Sur la base du programme fonctionnel qu'elle a établi afin de déterminer ses besoins et ses objectifs, la personne publique engage un dialogue avec chacun des candidats, dont l'objet est de définir les moyens techniques et le montage juridique et financier les mieux à même de répondre à ses besoins.

La personne publique peut discuter avec les candidats de tous les aspects du contrat.

Chaque candidat est entendu dans des conditions d'égalité. La personne publique ne peut donner à certains candidats des informations susceptibles de les avantager par rapport à d'autres. Elle ne peut révéler aux autres candidats des solutions proposées ou des informations confidentielles communiquées par un candidat dans le cadre de la discussion sans l'accord de celui-ci.

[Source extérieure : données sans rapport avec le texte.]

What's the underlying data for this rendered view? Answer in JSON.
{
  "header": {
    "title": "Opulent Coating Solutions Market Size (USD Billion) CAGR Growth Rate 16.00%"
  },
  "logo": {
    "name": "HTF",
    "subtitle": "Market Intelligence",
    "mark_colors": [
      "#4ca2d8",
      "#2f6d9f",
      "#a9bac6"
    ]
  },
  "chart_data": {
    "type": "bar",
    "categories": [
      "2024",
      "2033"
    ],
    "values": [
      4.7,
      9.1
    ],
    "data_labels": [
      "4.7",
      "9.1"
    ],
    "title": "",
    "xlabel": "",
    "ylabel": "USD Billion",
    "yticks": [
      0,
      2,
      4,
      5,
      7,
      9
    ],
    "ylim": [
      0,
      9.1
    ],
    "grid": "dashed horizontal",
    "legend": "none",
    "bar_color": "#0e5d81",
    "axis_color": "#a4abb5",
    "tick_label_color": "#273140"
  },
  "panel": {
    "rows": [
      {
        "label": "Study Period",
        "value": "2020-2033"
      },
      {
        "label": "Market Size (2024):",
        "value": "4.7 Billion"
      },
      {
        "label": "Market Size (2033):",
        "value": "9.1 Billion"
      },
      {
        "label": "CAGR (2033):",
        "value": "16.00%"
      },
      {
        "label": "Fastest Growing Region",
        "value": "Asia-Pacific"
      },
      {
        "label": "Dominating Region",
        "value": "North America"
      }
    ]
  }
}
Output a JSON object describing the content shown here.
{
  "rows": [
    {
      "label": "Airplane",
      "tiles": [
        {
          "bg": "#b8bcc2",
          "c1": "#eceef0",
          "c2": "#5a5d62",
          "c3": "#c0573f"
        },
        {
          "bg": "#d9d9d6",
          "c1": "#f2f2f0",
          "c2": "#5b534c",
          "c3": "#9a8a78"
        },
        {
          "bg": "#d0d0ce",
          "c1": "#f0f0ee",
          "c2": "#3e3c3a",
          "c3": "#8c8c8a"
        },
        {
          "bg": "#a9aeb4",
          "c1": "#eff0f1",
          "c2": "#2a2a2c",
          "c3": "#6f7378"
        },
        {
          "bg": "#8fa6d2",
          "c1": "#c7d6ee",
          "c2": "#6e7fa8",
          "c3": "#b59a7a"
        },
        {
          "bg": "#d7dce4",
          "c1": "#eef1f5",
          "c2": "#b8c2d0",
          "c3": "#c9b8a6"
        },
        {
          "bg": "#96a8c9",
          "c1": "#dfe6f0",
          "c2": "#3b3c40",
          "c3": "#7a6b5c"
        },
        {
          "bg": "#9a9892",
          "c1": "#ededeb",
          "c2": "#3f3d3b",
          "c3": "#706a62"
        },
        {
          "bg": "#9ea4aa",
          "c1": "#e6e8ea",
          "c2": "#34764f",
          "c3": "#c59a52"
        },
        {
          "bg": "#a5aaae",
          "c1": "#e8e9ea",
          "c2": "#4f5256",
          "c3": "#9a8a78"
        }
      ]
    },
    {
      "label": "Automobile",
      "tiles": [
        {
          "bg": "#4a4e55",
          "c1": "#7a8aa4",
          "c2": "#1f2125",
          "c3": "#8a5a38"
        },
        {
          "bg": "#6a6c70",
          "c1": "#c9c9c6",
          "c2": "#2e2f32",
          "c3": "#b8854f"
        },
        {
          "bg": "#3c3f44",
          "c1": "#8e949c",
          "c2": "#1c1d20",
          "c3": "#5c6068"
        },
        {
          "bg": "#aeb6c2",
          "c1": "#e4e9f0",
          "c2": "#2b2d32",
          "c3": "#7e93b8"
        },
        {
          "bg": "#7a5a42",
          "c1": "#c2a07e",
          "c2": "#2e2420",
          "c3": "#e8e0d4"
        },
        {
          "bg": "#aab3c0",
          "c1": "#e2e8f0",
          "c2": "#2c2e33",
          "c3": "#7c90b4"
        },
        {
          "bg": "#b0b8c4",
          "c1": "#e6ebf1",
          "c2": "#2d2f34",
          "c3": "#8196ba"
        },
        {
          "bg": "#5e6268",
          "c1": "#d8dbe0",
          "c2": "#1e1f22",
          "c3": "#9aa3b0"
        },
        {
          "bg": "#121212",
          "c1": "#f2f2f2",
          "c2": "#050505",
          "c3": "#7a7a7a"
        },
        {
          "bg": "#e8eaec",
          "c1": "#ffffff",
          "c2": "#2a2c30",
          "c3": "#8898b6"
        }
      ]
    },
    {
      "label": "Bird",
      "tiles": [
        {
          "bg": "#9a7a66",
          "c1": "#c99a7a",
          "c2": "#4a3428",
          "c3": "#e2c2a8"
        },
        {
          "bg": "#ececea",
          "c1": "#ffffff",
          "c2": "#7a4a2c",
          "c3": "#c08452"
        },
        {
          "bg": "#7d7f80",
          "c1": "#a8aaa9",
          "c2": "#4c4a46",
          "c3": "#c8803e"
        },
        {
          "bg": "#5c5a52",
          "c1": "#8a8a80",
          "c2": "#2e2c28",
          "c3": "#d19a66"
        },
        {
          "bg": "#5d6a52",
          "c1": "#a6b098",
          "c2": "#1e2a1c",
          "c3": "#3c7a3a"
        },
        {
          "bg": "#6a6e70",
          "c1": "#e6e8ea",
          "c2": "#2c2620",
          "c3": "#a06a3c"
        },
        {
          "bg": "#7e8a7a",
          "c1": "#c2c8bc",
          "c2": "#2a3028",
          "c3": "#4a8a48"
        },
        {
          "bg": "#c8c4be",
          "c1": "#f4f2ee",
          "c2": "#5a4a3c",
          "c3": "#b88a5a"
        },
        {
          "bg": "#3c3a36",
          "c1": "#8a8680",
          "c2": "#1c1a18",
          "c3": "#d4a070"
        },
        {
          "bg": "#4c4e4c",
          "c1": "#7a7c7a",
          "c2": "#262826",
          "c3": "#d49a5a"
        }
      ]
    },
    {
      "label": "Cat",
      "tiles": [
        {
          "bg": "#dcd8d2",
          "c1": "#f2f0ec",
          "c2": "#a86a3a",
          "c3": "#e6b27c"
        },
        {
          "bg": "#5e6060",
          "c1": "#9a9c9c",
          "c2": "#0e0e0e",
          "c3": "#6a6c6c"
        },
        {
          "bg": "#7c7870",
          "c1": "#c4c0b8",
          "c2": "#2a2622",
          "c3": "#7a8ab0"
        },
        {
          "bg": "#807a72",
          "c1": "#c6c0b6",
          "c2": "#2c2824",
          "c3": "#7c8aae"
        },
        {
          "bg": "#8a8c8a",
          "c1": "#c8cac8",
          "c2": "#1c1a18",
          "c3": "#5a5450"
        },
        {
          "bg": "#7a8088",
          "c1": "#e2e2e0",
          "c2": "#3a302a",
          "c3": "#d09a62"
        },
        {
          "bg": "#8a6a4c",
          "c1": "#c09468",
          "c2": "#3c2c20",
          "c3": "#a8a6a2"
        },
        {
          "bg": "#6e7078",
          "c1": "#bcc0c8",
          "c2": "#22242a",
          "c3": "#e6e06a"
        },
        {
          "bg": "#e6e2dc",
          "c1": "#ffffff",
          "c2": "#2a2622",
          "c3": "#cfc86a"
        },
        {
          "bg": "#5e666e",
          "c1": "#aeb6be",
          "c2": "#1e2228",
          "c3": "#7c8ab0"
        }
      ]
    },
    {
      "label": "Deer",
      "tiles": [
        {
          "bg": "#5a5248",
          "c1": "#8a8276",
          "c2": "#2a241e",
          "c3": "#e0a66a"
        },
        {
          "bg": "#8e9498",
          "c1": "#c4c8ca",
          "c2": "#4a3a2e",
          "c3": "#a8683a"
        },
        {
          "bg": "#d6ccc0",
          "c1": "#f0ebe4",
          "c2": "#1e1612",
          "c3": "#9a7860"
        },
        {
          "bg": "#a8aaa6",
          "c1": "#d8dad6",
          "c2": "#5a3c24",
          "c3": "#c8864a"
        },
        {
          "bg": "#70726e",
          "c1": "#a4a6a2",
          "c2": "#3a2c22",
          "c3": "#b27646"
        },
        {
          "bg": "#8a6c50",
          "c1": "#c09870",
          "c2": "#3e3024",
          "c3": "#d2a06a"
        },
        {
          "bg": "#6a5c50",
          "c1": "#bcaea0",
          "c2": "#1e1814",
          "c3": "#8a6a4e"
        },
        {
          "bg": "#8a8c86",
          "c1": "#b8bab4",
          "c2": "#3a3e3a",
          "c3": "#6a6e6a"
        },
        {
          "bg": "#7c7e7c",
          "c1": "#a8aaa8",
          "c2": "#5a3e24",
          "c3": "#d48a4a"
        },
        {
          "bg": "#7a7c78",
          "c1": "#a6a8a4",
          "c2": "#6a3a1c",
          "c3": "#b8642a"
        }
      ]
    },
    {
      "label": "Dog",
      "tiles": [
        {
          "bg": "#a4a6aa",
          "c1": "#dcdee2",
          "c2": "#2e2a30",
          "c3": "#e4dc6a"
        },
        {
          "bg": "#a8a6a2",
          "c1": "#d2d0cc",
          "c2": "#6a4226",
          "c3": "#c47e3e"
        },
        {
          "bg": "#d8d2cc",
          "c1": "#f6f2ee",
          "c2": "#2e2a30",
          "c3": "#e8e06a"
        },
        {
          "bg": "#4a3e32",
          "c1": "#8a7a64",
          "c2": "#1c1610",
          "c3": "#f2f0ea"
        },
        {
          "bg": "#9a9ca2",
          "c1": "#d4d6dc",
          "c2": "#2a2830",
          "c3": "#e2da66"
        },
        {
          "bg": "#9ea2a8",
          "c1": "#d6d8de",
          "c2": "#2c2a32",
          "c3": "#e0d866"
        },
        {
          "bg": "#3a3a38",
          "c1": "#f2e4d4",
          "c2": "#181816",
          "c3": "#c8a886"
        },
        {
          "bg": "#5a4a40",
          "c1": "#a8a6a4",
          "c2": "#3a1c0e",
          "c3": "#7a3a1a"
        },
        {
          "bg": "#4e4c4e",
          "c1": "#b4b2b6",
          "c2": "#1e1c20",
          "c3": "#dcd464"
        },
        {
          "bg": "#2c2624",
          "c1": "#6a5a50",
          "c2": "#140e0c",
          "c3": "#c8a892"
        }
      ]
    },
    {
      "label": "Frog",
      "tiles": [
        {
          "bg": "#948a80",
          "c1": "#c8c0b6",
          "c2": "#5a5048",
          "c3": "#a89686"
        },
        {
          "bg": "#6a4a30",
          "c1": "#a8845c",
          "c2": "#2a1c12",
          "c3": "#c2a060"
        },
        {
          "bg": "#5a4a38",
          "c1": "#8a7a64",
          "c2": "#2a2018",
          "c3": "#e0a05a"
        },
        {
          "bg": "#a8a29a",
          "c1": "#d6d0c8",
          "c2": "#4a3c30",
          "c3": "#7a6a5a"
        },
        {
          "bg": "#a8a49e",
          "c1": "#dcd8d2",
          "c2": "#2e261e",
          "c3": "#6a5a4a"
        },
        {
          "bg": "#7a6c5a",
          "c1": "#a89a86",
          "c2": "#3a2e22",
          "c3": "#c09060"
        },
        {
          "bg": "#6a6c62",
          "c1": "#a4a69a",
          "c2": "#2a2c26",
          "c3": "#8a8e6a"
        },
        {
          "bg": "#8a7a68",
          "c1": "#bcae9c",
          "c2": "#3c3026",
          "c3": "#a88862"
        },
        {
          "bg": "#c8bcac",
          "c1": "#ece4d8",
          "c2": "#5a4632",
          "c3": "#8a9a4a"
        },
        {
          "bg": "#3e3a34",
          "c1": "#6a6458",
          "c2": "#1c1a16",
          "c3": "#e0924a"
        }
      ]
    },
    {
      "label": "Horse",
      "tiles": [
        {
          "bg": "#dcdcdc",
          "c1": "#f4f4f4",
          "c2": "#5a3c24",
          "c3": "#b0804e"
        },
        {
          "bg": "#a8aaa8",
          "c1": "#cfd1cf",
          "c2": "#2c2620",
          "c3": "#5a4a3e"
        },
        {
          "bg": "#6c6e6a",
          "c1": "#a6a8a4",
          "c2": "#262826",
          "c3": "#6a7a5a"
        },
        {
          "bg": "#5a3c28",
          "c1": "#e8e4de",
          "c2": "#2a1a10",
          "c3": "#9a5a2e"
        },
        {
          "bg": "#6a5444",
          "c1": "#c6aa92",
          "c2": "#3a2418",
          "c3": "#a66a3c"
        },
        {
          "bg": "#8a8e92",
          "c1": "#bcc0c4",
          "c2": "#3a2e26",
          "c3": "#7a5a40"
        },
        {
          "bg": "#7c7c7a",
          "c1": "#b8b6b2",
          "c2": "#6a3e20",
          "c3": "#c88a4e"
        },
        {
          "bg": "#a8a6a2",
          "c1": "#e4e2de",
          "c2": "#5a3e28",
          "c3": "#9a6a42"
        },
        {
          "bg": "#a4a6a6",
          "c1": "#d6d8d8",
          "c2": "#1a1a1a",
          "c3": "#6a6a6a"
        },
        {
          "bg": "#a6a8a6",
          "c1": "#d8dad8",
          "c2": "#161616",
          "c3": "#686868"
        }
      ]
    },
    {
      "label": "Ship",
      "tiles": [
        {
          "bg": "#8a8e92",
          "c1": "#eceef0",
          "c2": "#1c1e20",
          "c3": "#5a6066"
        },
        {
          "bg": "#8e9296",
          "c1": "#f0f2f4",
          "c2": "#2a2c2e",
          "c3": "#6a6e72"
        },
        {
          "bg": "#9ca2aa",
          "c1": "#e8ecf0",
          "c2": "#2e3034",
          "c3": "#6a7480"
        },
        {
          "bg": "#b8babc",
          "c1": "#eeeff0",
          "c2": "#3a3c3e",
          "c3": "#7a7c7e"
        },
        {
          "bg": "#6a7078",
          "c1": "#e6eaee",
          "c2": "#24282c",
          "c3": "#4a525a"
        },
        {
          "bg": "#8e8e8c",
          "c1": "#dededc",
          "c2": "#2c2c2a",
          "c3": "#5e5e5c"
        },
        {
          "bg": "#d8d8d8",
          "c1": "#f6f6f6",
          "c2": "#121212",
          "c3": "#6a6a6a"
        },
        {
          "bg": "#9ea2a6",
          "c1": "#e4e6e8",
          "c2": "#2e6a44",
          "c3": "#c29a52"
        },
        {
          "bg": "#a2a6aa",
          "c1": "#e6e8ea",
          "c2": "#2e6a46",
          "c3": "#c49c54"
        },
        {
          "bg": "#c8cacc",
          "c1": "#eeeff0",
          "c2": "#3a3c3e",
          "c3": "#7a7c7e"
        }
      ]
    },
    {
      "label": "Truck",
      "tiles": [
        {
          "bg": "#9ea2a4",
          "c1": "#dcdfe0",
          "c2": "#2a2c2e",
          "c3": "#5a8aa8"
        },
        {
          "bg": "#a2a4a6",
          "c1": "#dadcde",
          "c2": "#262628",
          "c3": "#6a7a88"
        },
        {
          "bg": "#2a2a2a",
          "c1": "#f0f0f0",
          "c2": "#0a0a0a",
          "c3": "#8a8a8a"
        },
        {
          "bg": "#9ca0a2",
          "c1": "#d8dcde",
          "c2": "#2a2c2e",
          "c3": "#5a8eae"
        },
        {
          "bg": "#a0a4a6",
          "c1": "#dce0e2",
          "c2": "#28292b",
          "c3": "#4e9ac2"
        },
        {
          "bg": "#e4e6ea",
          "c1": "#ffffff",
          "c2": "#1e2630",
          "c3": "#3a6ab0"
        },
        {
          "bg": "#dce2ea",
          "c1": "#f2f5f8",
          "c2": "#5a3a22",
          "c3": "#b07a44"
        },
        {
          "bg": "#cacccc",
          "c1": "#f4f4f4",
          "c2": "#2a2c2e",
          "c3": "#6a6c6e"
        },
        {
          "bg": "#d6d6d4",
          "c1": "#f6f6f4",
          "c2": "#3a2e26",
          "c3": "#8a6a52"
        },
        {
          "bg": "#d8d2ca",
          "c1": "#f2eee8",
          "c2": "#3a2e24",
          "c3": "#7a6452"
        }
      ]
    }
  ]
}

La personne publique poursuit les discussions avec les candidats jusqu'à ce qu'elle soit en mesure d'identifier la ou les solutions, au besoin après les avoir comparées, qui sont susceptibles de répondre à ses besoins.

Elle peut prévoir que les discussions se déroulent en phases successives au terme desquelles seules sont retenues les propositions répondant le mieux aux critères fixés dans l'avis d'appel public à la concurrence ou dans le règlement de consultation. Le recours à cette possibilité doit avoir été indiqué dans l'avis d'appel public à la concurrence ou dans le règlement de la consultation.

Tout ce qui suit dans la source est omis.